Russians own fewer than
13 million firearms (compared to the nearly
310 million firearms in America) and predictably face few
gun-related crimes. That’s not to say that guns are inaccessible or
unused for criminal pursuits. Black market arms
dealing
is highly lucrative.
And, last year one of the nation’s top mobsters was
shot and killed in broad daylight.
Meanwhile, law-abiding civilians seem to be most encumbered by
regulations. “Successful use of long-stemmed guns is depressingly
rare,” writes
Vladimir Simonov of RIA-Novosti, because “burglars have already
broken in while you’re still fiddling with the key to the case to
get hold of your favorite gun.”
Yet, violent crime doesn’t appear to be in any way stifled by
the scarcity of legal guns. United Nations’

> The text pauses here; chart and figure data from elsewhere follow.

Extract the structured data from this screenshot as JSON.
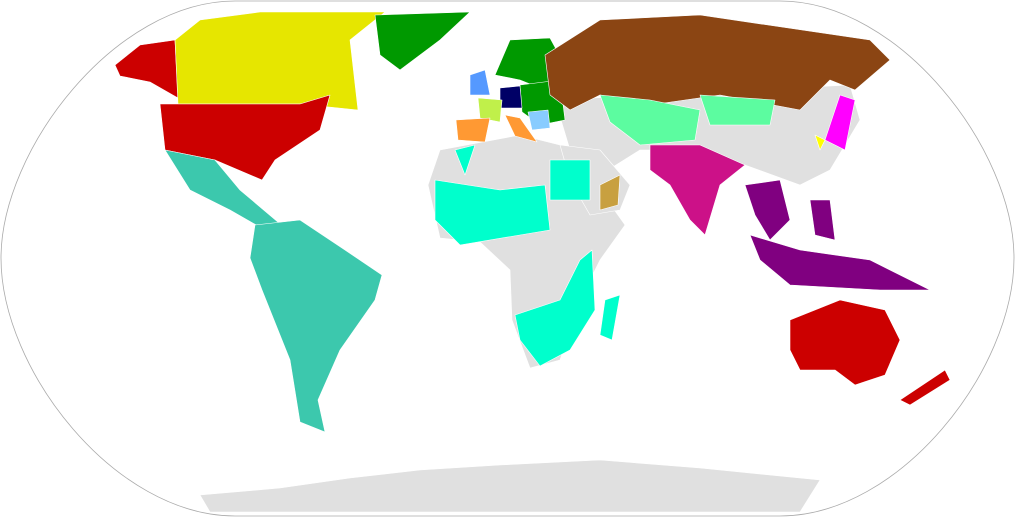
{
  "map": {
    "projection": "robinson",
    "ocean_color": "#ffffff",
    "border_color": "#aaaaaa",
    "default_land_color": "#e0e0e0",
    "regions": [
      {
        "id": "antarctica",
        "color": "#e0e0e0"
      },
      {
        "id": "asia-base",
        "color": "#e0e0e0"
      },
      {
        "id": "africa-base",
        "color": "#e0e0e0"
      },
      {
        "id": "arabia-base",
        "color": "#e0e0e0"
      },
      {
        "id": "alaska",
        "color": "#cc0000"
      },
      {
        "id": "canada",
        "color": "#e6e600"
      },
      {
        "id": "greenland",
        "color": "#009900"
      },
      {
        "id": "usa",
        "color": "#cc0000"
      },
      {
        "id": "mexico-central-america",
        "color": "#3cc8ad"
      },
      {
        "id": "south-america",
        "color": "#3cc8ad"
      },
      {
        "id": "scandinavia",
        "color": "#009900"
      },
      {
        "id": "eastern-europe",
        "color": "#009900"
      },
      {
        "id": "germany",
        "color": "#000066"
      },
      {
        "id": "uk",
        "color": "#5599ff"
      },
      {
        "id": "france",
        "color": "#c0f04a"
      },
      {
        "id": "iberia",
        "color": "#ff9933"
      },
      {
        "id": "italy",
        "color": "#ff9933"
      },
      {
        "id": "balkans",
        "color": "#88ccff"
      },
      {
        "id": "russia",
        "color": "#8b4513"
      },
      {
        "id": "central-asia",
        "color": "#5cfca0"
      },
      {
        "id": "mongolia",
        "color": "#5cfca0"
      },
      {
        "id": "west-africa",
        "color": "#00ffcc"
      },
      {
        "id": "north-africa",
        "color": "#00ffcc"
      },
      {
        "id": "egypt",
        "color": "#00ffcc"
      },
      {
        "id": "southern-africa",
        "color": "#00ffcc"
      },
      {
        "id": "madagascar",
        "color": "#00ffcc"
      },
      {
        "id": "oman",
        "color": "#c8a040"
      },
      {
        "id": "india",
        "color": "#cc1188"
      },
      {
        "id": "indochina",
        "color": "#800080"
      },
      {
        "id": "indonesia",
        "color": "#800080"
      },
      {
        "id": "philippines",
        "color": "#800080"
      },
      {
        "id": "japan",
        "color": "#ff00ff"
      },
      {
        "id": "korea",
        "color": "#ffff00"
      },
      {
        "id": "australia",
        "color": "#cc0000"
      },
      {
        "id": "new-zealand",
        "color": "#cc0000"
      }
    ]
  }
}
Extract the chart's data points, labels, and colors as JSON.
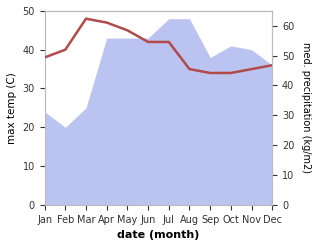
{
  "months": [
    "Jan",
    "Feb",
    "Mar",
    "Apr",
    "May",
    "Jun",
    "Jul",
    "Aug",
    "Sep",
    "Oct",
    "Nov",
    "Dec"
  ],
  "temperature": [
    38,
    40,
    48,
    47,
    45,
    42,
    42,
    35,
    34,
    34,
    35,
    36
  ],
  "precipitation_left_scale": [
    24,
    20,
    25,
    43,
    43,
    43,
    48,
    48,
    38,
    41,
    40,
    36
  ],
  "temp_color": "#b34a4a",
  "precip_fill_color": "#bbc4f0",
  "ylabel_left": "max temp (C)",
  "ylabel_right": "med. precipitation (kg/m2)",
  "xlabel": "date (month)",
  "ylim_left": [
    0,
    50
  ],
  "ylim_right": [
    0,
    65
  ],
  "yticks_left": [
    0,
    10,
    20,
    30,
    40,
    50
  ],
  "yticks_right": [
    0,
    10,
    20,
    30,
    40,
    50,
    60
  ],
  "bg_color": "#ffffff",
  "spine_color": "#bbbbbb"
}
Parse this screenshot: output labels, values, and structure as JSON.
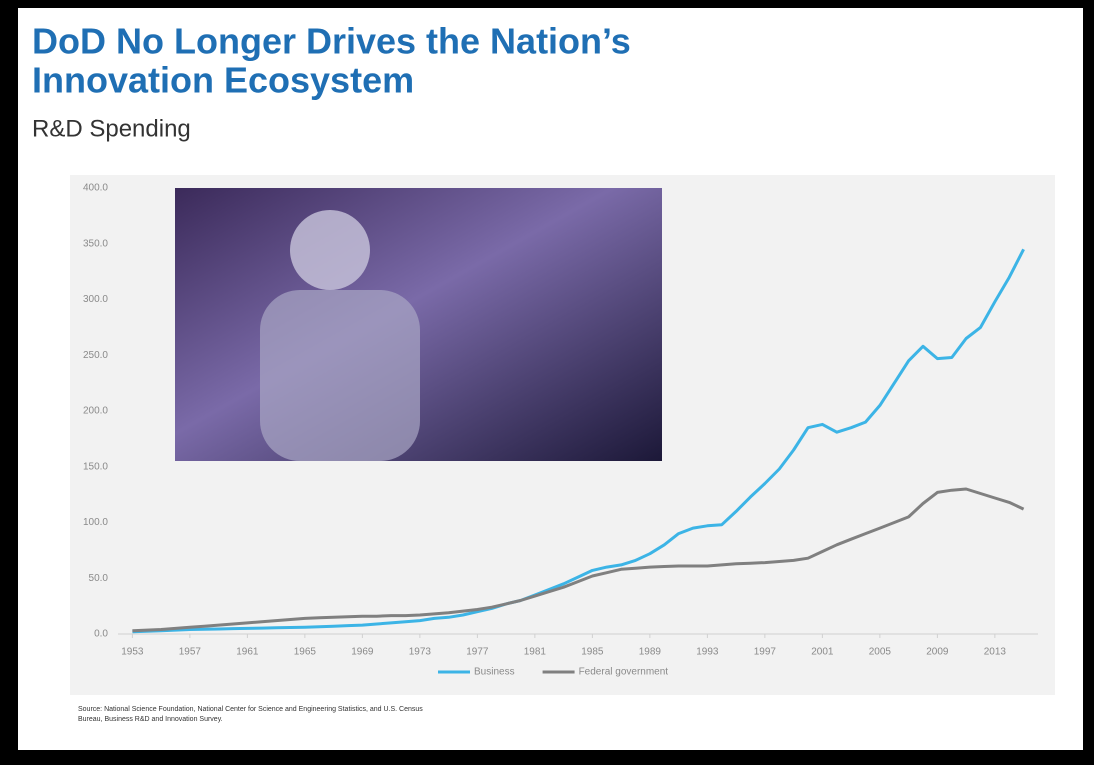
{
  "chart_data": {
    "type": "line",
    "title": [
      "DoD No Longer Drives the Nation’s",
      "Innovation Ecosystem"
    ],
    "subtitle": "R&D Spending",
    "source": [
      "Source: National Science Foundation, National Center for Science and Engineering Statistics, and U.S. Census",
      "Bureau, Business R&D and Innovation Survey."
    ],
    "x": [
      1953,
      1954,
      1955,
      1956,
      1957,
      1958,
      1959,
      1960,
      1961,
      1962,
      1963,
      1964,
      1965,
      1966,
      1967,
      1968,
      1969,
      1970,
      1971,
      1972,
      1973,
      1974,
      1975,
      1976,
      1977,
      1978,
      1979,
      1980,
      1981,
      1982,
      1983,
      1984,
      1985,
      1986,
      1987,
      1988,
      1989,
      1990,
      1991,
      1992,
      1993,
      1994,
      1995,
      1996,
      1997,
      1998,
      1999,
      2000,
      2001,
      2002,
      2003,
      2004,
      2005,
      2006,
      2007,
      2008,
      2009,
      2010,
      2011,
      2012,
      2013,
      2014,
      2015
    ],
    "series": [
      {
        "name": "Business",
        "color": "#3cb4e6",
        "values": [
          2,
          2.5,
          3,
          3.5,
          4,
          4.2,
          4.5,
          4.8,
          5,
          5.3,
          5.6,
          5.8,
          6,
          6.5,
          7,
          7.5,
          8,
          9,
          10,
          11,
          12,
          14,
          15,
          17,
          20,
          23,
          27,
          30,
          35,
          40,
          45,
          51,
          57,
          60,
          62,
          66,
          72,
          80,
          90,
          95,
          97,
          98,
          110,
          123,
          135,
          148,
          165,
          185,
          188,
          181,
          185,
          190,
          205,
          225,
          245,
          258,
          247,
          248,
          265,
          275,
          298,
          320,
          345
        ]
      },
      {
        "name": "Federal government",
        "color": "#808080",
        "values": [
          3,
          3.5,
          4,
          5,
          6,
          7,
          8,
          9,
          10,
          11,
          12,
          13,
          14,
          14.5,
          15,
          15.5,
          16,
          16,
          16.5,
          16.5,
          17,
          18,
          19,
          20.5,
          22,
          24,
          27,
          30,
          34,
          38,
          42,
          47,
          52,
          55,
          58,
          59,
          60,
          60.5,
          61,
          61,
          61,
          62,
          63,
          63.5,
          64,
          65,
          66,
          68,
          74,
          80,
          85,
          90,
          95,
          100,
          105,
          117,
          127,
          129,
          130,
          126,
          122,
          118,
          112
        ]
      }
    ],
    "xlim": [
      1952,
      2016
    ],
    "xticks": [
      1953,
      1957,
      1961,
      1965,
      1969,
      1973,
      1977,
      1981,
      1985,
      1989,
      1993,
      1997,
      2001,
      2005,
      2009,
      2013
    ],
    "ylim": [
      0,
      400
    ],
    "yticks": [
      {
        "value": 0,
        "label": "0.0"
      },
      {
        "value": 50,
        "label": "50.0"
      },
      {
        "value": 100,
        "label": "100.0"
      },
      {
        "value": 150,
        "label": "150.0"
      },
      {
        "value": 200,
        "label": "200.0"
      },
      {
        "value": 250,
        "label": "250.0"
      },
      {
        "value": 300,
        "label": "300.0"
      },
      {
        "value": 350,
        "label": "350.0"
      },
      {
        "value": 400,
        "label": "400.0"
      }
    ]
  }
}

data from 2011 (the most recently available) shows that Russia
experienced 11.2 homicides per 100,000 people, which is more than
double what the U.S. faced. This may be unsurprising, given a
recent Harvard study that crunched numbers on gun crimes world-wide
and
found “no correlation of high gun ownership nations and
greater murder per capita or lower gun ownership nations and less
murder per capita.”
The loss of life yesterday in Russia deserves much mourning. The
nation has been lucky to experience so few school shootings. But,
if it hopes to prevent similar incidents and curb its overall
homicide rate, both the government and the
people must reconsider their belief in restricting the
self-defense of law-abiding citizens.